Branco Weiss Fellow Since
2025
Research Category
Physics, quantum chromodynamics
Research Location
Lawrence Berkeley National Laboratory (LBNL), Berkeley, USA
Background
Quantum Chromodynamics – the theory of the strong nuclear force – governs the interaction of the most fundamental building blocks of matter: the quarks and gluons. Each proton and each neutron inside of an atomic nucleus is made up of three quarks, bound by the exchange of gluons. In nature, quarks can never be observed by themself, however, they can be studied when two nuclei collide head-on close to the speed of light. These collisions create the most extreme temperatures, densities and magnetic fields in the known universe since the Big Bang and lead to the temporary formation of a Quark-Gluon Plasma.

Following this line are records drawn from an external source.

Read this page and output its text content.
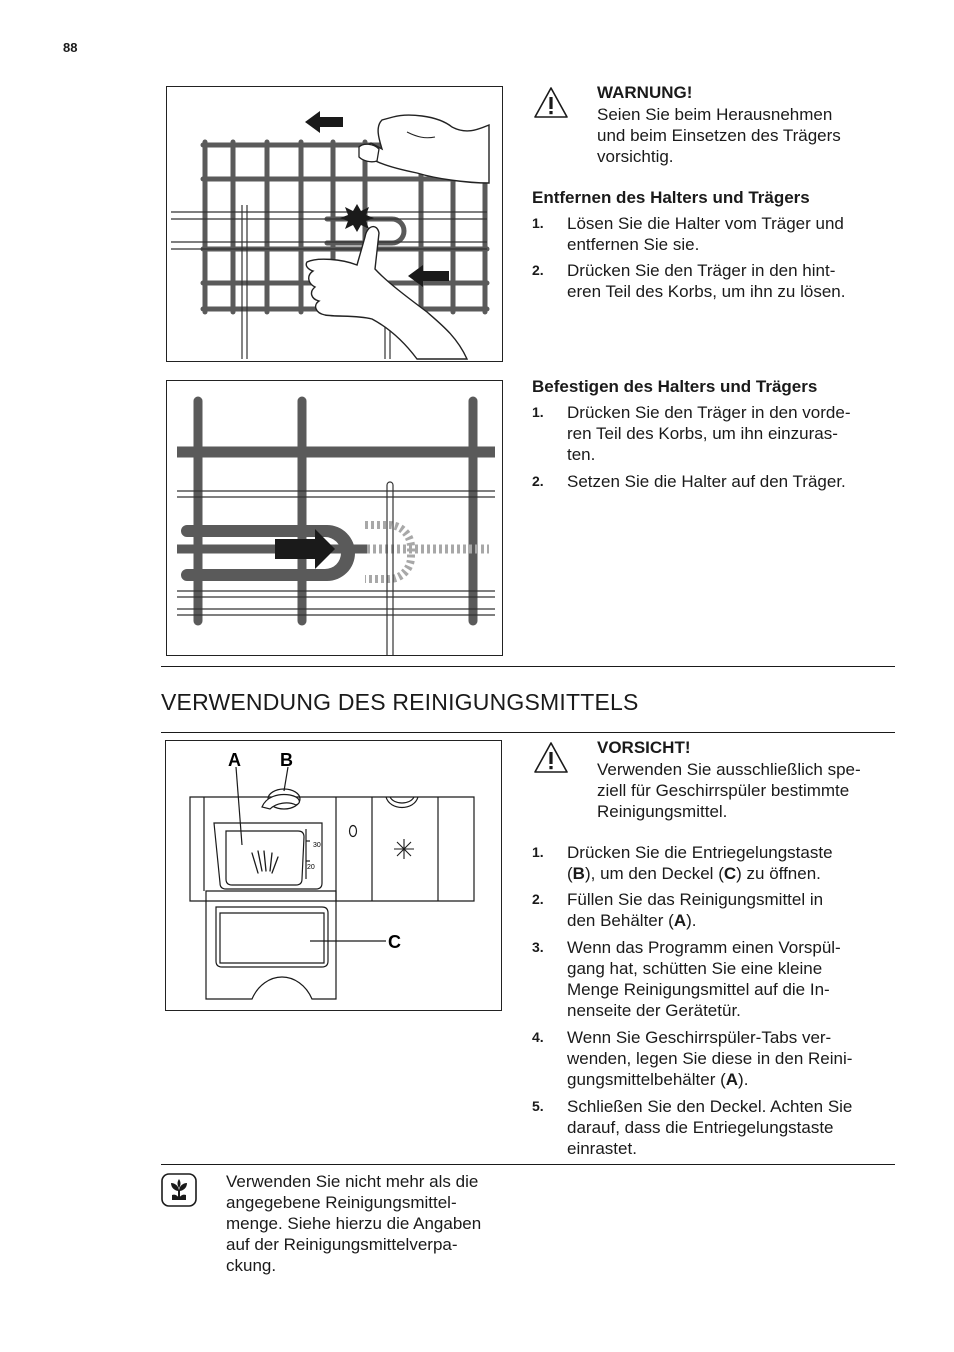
88
WARNUNG!
Seien Sie beim Herausnehmen
und beim Einsetzen des Trägers
vorsichtig.
Entfernen des Halters und Trägers
1. Lösen Sie die Halter vom Träger und
entfernen Sie sie.
2. Drücken Sie den Träger in den hint-
eren Teil des Korbs, um ihn zu lösen.
Befestigen des Halters und Trägers
1. Drücken Sie den Träger in den vorde-
ren Teil des Korbs, um ihn einzuras-
ten.
2. Setzen Sie die Halter auf den Träger.
VERWENDUNG DES REINIGUNGSMITTELS
30
20
A B
C
VORSICHT!
Verwenden Sie ausschließlich spe-
ziell für Geschirrspüler bestimmte
Reinigungsmittel.
1. Drücken Sie die Entriegelungstaste
(B), um den Deckel (C) zu öffnen.
2. Füllen Sie das Reinigungsmittel in
den Behälter (A).
3. Wenn das Programm einen Vorspül-
gang hat, schütten Sie eine kleine
Menge Reinigungsmittel auf die In-
nenseite der Gerätetür.
4. Wenn Sie Geschirrspüler-Tabs ver-
wenden, legen Sie diese in den Reini-
gungsmittelbehälter (A).
5. Schließen Sie den Deckel. Achten Sie
darauf, dass die Entriegelungstaste
einrastet.
Verwenden Sie nicht mehr als die
angegebene Reinigungsmittel-
menge. Siehe hierzu die Angaben
auf der Reinigungsmittelverpa-
ckung.
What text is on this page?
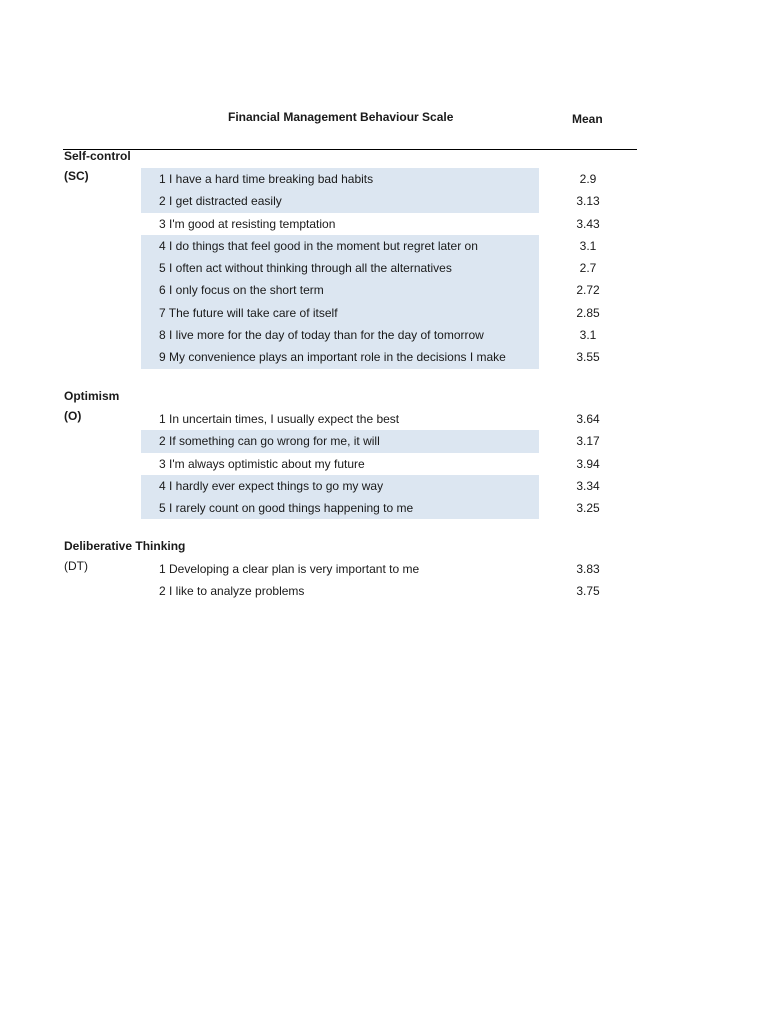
Financial Management Behaviour Scale	Mean
Self-control
(SC)	1 I have a hard time breaking bad habits	2.9
2 I get distracted easily	3.13
3 I'm good at resisting temptation	3.43
4 I do things that feel good in the moment but regret later on	3.1
5 I often act without thinking through all the alternatives	2.7
6 I only focus on the short term	2.72
7 The future will take care of itself	2.85
8 I live more for the day of today than for the day of tomorrow	3.1
9 My convenience plays an important role in the decisions I make	3.55
Optimism
(O)	1 In uncertain times, I usually expect the best	3.64
2 If something can go wrong for me, it will	3.17
3 I'm always optimistic about my future	3.94
4 I hardly ever expect things to go my way	3.34
5 I rarely count on good things happening to me	3.25
Deliberative Thinking
(DT)	1 Developing a clear plan is very important to me	3.83
2 I like to analyze problems	3.75
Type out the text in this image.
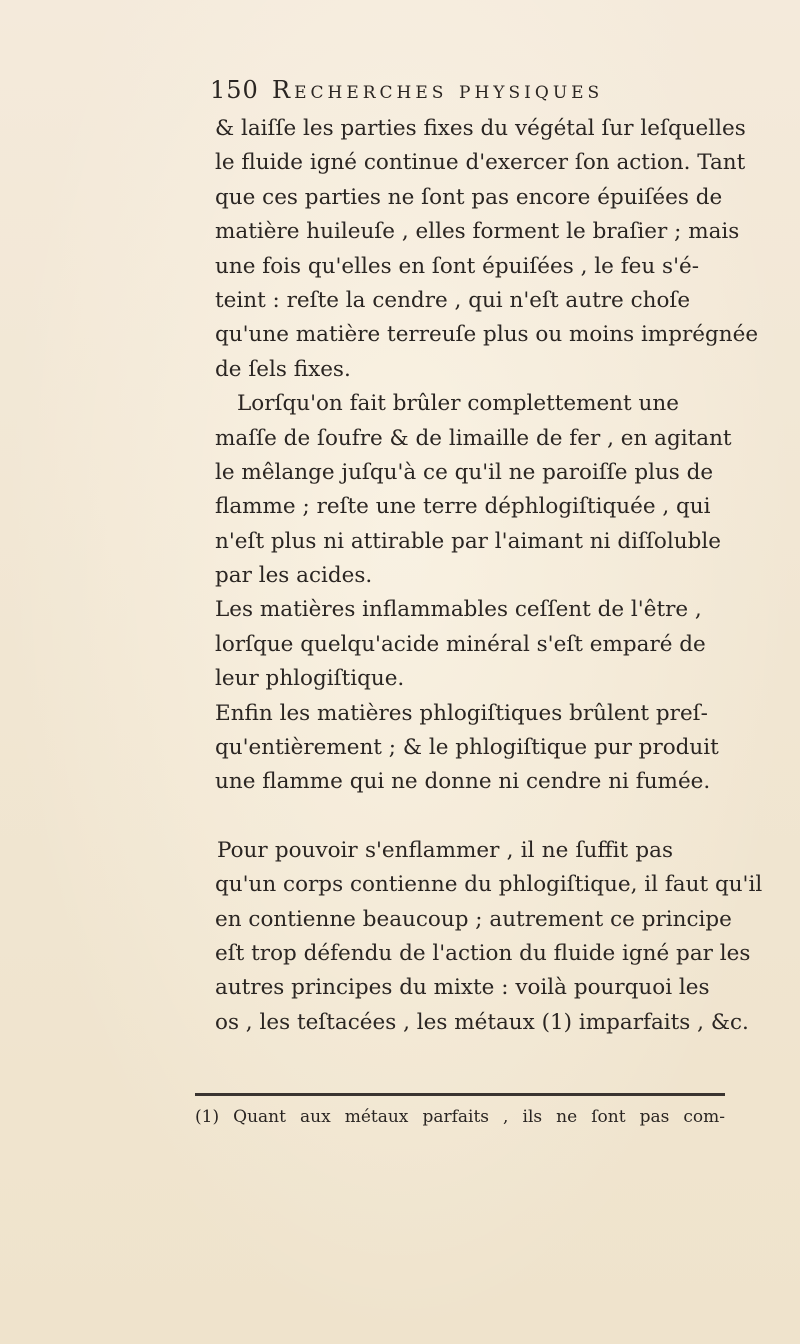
150 Recherches physiques
& laiſſe les parties fixes du végétal ſur leſquelles
le fluide igné continue d'exercer ſon action. Tant
que ces parties ne ſont pas encore épuiſées de
matière huileuſe , elles forment le braſier ; mais
une fois qu'elles en ſont épuiſées , le feu s'é-
teint : reſte la cendre , qui n'eſt autre choſe
qu'une matière terreuſe plus ou moins imprégnée
de ſels fixes.
Lorſqu'on fait brûler complettement une
maſſe de ſoufre & de limaille de fer , en agitant
le mêlange juſqu'à ce qu'il ne paroiſſe plus de
flamme ; reſte une terre déphlogiſtiquée , qui
n'eſt plus ni attirable par l'aimant ni diſſoluble
par les acides.
Les matières inflammables ceſſent de l'être ,
lorſque quelqu'acide minéral s'eſt emparé de
leur phlogiſtique.
Enfin les matières phlogiſtiques brûlent preſ-
qu'entièrement ; & le phlogiſtique pur produit
une flamme qui ne donne ni cendre ni fumée.
Pour pouvoir s'enflammer , il ne ſuffit pas
qu'un corps contienne du phlogiſtique, il faut qu'il
en contienne beaucoup ; autrement ce principe
eſt trop défendu de l'action du fluide igné par les
autres principes du mixte : voilà pourquoi les
os , les teſtacées , les métaux (1) imparfaits , &c.
(1) Quant aux métaux parfaits , ils ne ſont pas com-
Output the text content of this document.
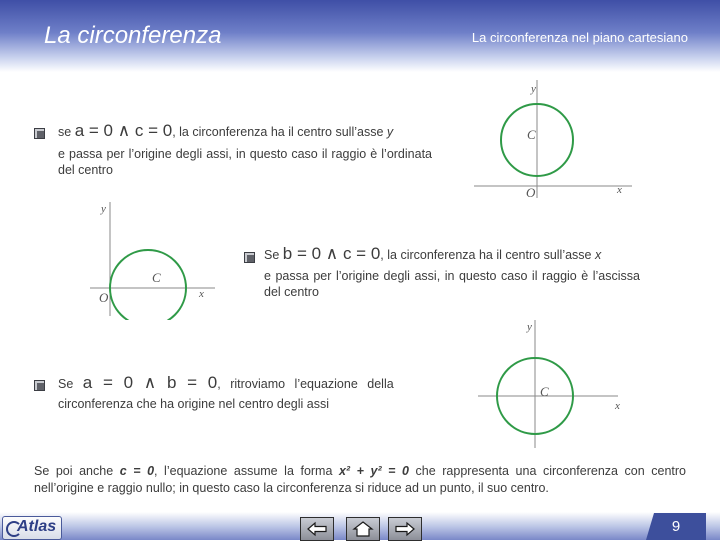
La circonferenza	La circonferenza nel piano cartesiano
se a = 0 ∧ c = 0, la circonferenza ha il centro sull’asse y
e passa per l’origine degli assi, in questo caso il raggio è l’ordinata del centro
y
x
C
O
y
x
C
O
Se b = 0 ∧ c = 0, la circonferenza ha il centro sull’asse x
e passa per l’origine degli assi, in questo caso il raggio è l’ascissa del centro
y
x
C
Se a = 0 ∧ b = 0, ritroviamo l’equazione della
circonferenza che ha origine nel centro degli assi
Se poi anche c = 0, l’equazione assume la forma x² + y² = 0 che rappresenta una circonferenza con centro nell’origine e raggio nullo; in questo caso la circonferenza si riduce ad un punto, il suo centro.
Atlas	9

Inside such a plasma, local vortices of strongly interacting matter emerge and dissipate their vortical energy leading to the polarization of particle spins. This challenges our understanding of Quantum Chromodynamics and raises open questions about the emergence, interaction and dissipation of vorticity in a Quark-Gluon Plasma.
Details of Research
During his Branco Weiss Fellowship Dr. Reichert will develop a novel theoretical framework to describe the emergence and dissipation of the immense vortical motion in the collision of heavy atomic nuclei and the created Quark-Gluon Plasma. The main idea is to capture the dynamics in a relativistic viscous hydrodynamic framework involving multiple interacting fluids, such that the “shearing layers” of QGP can create vorticity in the system and subsequently dissipate their rotational energy. In addition the multi-fluid hydrodynamic evolution couples to the Maxwell equations, therefore allowing an appropriate treatment of strong magnetic fields, which itself couple to the particle spins. As the system expands, it eventually cools down and decouples, i.e. particles cease to interact with each other and freely propagate towards the detector. The novel way to approach this decoupling process and overcome conventional methods is continuous decoupling, in which the local expansion rate and the scattering rates, governed by the spectral functions of the (quasi-)particles, determine the decoupling of particles.